Dark energy is thought to make up 68 percent of all the energy in the known Universe and is responsible for the continual expansion of the Universe. The particle that is associated with dark energy has been postulated but never seen. All forms of energy that are known to physics have a particle associated with them. The electron is the particle that transmits the energy called electricity. Holger Müller and his team at the University of California at Berkeley have gotten closer to finding the basic particle of dark energy than anyone else according to their report in the edition of the journal Science.
Justin Khoury of the University of Pennsylvania proposed that the basic particles of dark energy change mass relative to the mass of their environment in 2004. The particles that Khoury named chameleons have a small mass and a large force in the depths of space but have a large mass and small force near large objects like stars and planets. The propositions suggest that the basic particle of dark energy has been hiding in plain sight.
Müller reasoned that the instruments that physicists have been looking for the chameleons with were both too large and too sensitive to detect the particles.
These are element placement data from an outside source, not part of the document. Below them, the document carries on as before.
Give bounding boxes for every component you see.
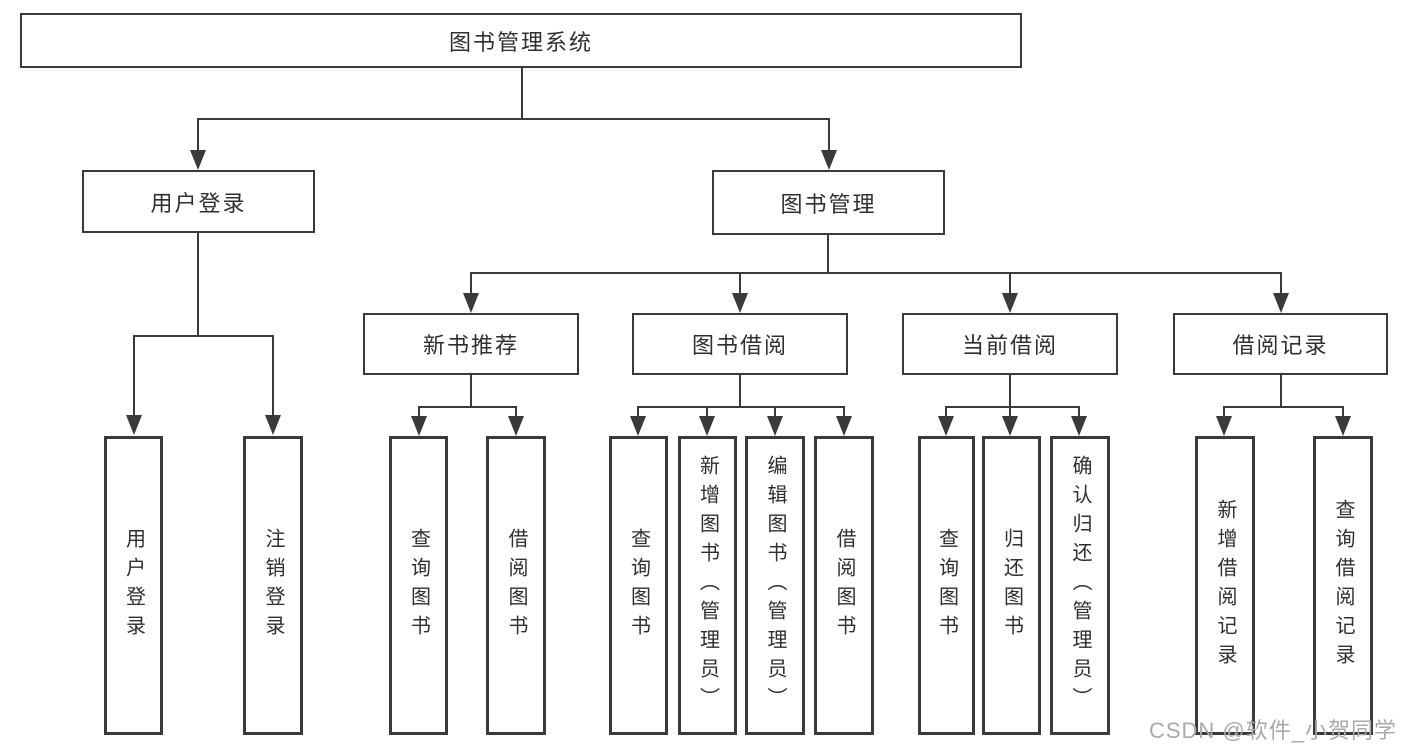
- connector-line: [1223, 406, 1225, 418]
- connector-line: [706, 406, 708, 418]
- node-user-login: 用户登录: [82, 170, 315, 233]
- arrow-down-icon: [1071, 416, 1087, 436]
- connector-line: [470, 272, 1282, 274]
- connector-line: [1280, 375, 1282, 406]
- leaf-borrowing-borrow-books: 借阅图书: [814, 436, 874, 735]
- arrow-down-icon: [836, 416, 852, 436]
- arrow-down-icon: [1216, 416, 1232, 436]
- connector-line: [637, 406, 845, 408]
- leaf-records-query-record: 查询借阅记录: [1313, 436, 1373, 735]
- connector-line: [197, 118, 199, 152]
- arrow-down-icon: [821, 150, 837, 170]
- connector-line: [774, 406, 776, 418]
- arrow-down-icon: [411, 416, 427, 436]
- node-library-system: 图书管理系统: [20, 13, 1022, 68]
- arrow-down-icon: [767, 416, 783, 436]
- connector-line: [739, 272, 741, 295]
- connector-line: [470, 375, 472, 406]
- arrow-down-icon: [1335, 416, 1351, 436]
- connector-line: [515, 406, 517, 418]
- connector-line: [945, 406, 1080, 408]
- connector-line: [418, 406, 420, 418]
- connector-line: [1009, 272, 1011, 295]
- connector-line: [133, 335, 274, 337]
- connector-line: [1009, 406, 1011, 418]
- node-book-management: 图书管理: [712, 170, 945, 235]
- leaf-records-add-record: 新增借阅记录: [1195, 436, 1255, 735]
- connector-line: [272, 335, 274, 417]
- connector-line: [197, 233, 199, 335]
- connector-line: [827, 235, 829, 272]
- connector-line: [1223, 406, 1344, 408]
- arrow-down-icon: [463, 293, 479, 313]
- leaf-logout: 注销登录: [243, 436, 303, 735]
- connector-line: [945, 406, 947, 418]
- arrow-down-icon: [265, 415, 281, 435]
- arrow-down-icon: [1273, 293, 1289, 313]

The indication of the presence of a chameleon particle would be suppressed by large masses. The researchers used a less sensitive atom interferometer to measure the rate of fall of cesium atoms in a closed vessel. The cesium atoms fell at a rate that indicated the only force acting on the atoms was gravity.
The experiment indicates that the range of force that a chameleon particle can exhibit has been reduced by a factor of 1,000. The scientists have not found the particle that makes up dark energy. The study has given the physicists a better chance of finding the particle in laboratory conditions than ever before known.